Anthony Davis has repeatedly expressed loyalty to the Pelicans amid their turmoil.
This is the most doubt I’ve ever heard him cast about his future in New Orleans.
Boston has remained vigilant on the possibility of acquiring Davis, and Davis knows it. However, the Pelicans have no intention of trading an all-world talent under contract through 2021, no matter the return.
Before the Cousins trade a year ago, though, Davis kept hearing talk of the Celtics trying to trade for him. He walked into GM Dell Demps’ office and asked about it.
“He told me that [Boston] was calling, but nothing was going to happen,” Davis said. “At the same time, though, you see how organizations treat players. Isaiah Thomas. DeMarcus [Cousins] told me that the [Kings] told him that he wasn’t going to get traded, but they traded him. Isaiah took his team to the Eastern Conference finals, and they traded him.
“It makes you wonder: Does this organization really have my back? I’ve been loyal to this organization. I love it here. I love this team. I think we’re moving in the right direction. DeMarcus, Rondo, some other players that are helping us, but people get judged on winning. And I want to win.
“You look at the Warriors, Cleveland, Boston,” he said. “They lose Gordon [Hayward], they’re still playing well. KD-Steph-Draymond-Klay. They play so well with each other. They move the basketball. They don’t care who scores. Steph and Draymond are out, and they still won. KD is out. They still win.

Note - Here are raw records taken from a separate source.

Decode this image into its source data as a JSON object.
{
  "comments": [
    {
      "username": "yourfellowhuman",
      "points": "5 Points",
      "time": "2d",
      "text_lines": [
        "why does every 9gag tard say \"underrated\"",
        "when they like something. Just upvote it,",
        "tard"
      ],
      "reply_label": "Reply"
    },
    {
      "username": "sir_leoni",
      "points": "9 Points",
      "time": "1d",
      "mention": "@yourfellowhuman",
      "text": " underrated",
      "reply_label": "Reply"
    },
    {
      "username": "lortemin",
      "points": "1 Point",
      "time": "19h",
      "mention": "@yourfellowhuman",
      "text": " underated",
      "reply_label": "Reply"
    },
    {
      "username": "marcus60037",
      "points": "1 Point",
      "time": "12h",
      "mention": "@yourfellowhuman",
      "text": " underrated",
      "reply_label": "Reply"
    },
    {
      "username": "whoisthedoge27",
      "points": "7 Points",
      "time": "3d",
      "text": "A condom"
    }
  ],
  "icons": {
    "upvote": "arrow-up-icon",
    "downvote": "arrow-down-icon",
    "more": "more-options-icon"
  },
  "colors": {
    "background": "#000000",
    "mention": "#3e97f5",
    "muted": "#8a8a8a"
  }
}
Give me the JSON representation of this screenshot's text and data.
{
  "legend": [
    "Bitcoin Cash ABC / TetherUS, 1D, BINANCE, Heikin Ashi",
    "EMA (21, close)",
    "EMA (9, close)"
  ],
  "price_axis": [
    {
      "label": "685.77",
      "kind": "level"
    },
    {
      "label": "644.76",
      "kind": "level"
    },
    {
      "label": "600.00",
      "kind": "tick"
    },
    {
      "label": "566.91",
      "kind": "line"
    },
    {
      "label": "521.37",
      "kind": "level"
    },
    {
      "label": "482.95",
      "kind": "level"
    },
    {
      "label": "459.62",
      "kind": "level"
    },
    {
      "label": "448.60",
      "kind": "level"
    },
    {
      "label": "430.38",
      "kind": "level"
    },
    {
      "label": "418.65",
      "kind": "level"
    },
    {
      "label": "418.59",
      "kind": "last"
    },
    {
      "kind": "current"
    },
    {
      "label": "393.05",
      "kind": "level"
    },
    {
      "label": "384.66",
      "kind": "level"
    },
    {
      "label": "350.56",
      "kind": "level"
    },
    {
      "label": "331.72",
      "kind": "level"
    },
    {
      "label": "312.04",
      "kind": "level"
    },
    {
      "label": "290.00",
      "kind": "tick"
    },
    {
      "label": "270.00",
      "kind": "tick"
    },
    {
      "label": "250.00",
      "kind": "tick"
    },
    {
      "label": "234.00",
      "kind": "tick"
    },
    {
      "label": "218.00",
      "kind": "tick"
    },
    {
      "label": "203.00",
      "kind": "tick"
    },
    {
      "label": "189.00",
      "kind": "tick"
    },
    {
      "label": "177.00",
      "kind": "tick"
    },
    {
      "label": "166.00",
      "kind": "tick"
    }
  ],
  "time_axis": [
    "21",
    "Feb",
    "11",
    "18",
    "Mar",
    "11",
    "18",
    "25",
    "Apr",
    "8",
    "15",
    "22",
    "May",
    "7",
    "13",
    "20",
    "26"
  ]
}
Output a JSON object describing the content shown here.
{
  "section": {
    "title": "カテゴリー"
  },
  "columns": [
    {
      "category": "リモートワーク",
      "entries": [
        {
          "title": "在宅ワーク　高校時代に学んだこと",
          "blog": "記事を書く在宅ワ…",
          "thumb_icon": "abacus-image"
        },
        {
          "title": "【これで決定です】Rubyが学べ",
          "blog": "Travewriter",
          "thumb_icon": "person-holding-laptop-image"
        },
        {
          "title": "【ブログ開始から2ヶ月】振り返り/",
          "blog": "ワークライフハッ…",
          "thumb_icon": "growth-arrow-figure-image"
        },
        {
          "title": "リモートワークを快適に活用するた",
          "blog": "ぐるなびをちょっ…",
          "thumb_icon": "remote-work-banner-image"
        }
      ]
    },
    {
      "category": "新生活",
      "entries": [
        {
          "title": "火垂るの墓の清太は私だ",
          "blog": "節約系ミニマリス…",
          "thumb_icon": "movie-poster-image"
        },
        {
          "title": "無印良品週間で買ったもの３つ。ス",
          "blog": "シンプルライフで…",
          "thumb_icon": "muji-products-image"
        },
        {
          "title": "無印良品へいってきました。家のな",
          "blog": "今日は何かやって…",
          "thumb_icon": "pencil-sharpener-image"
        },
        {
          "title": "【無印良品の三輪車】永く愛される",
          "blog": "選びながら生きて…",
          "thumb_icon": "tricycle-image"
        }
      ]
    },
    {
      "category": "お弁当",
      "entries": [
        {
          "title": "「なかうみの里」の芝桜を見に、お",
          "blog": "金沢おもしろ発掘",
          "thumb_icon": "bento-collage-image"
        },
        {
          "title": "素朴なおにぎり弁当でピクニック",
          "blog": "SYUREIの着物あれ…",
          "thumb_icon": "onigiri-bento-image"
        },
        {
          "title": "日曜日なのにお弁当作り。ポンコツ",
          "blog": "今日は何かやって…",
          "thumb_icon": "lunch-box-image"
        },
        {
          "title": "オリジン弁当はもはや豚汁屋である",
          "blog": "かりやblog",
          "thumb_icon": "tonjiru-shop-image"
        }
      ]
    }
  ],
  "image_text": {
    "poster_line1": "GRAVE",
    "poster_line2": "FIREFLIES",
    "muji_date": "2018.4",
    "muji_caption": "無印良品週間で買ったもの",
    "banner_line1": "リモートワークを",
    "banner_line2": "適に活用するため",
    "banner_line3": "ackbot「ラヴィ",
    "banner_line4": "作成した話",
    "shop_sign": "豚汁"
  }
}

“That’s the way the league is now. I don’t see anyone winning without three or four All-Stars. … I was in the [MVP] conversation in my third year, and we didn’t win. We went to the playoffs, got swept, and I dropped out of all that so fast. It’s about winning. You can have all the numbers in the world, but you better win. That’s what it is. This whole league, everything is about winning. Every award. Everything. It’s all about winning.”
Davis is finally flexing his muscles. He has the clout to demand more from the Pelicans, but he has been passive in exercising it.
The result: New Orleans has missed the playoffs in four of his five full seasons and not won a single postseason game with him. The Pelicans are 15-15 this year, trying to claw into the playoffs, where they’d likely lose early.
New Orleans miraculously got Davis a second star last season in DeMarcus Cousins. How the Pelicans get the third, let alone fourth, star Davis covets is anyone’s guess. New Orleans has squandered years of first-round picks. With Davis and Cousins, the Pelicans are unlikely to draft high enough to get another blue-chip prospect. Jrue Holiday and E'Twaun Moore are fine players but unlikely to develop into stars, though their salaries (and Solomon Hill‘s and Omer Asik‘s) will keep New Orleans from pursuing star free agents.
Meanwhile, the clock ticks toward Davis’ 2020 player option.
I believe Davis preference is to win in New Orleans, and this interview is an attempt to pressure the Pelicans into making that happen. But what if he ultimately decides he must choose between winning and New Orleans? I don’t know which he’d pick, though the history of stars in his position suggests winning is the more likely priority.
Unfortunately for Davis, I’m not sure what the Pelicans can do anymore. They’re somewhat locked into this middling team. But if they have a way to upgrade his supporting cast, this warning-shot interview ought to kick them into high gear.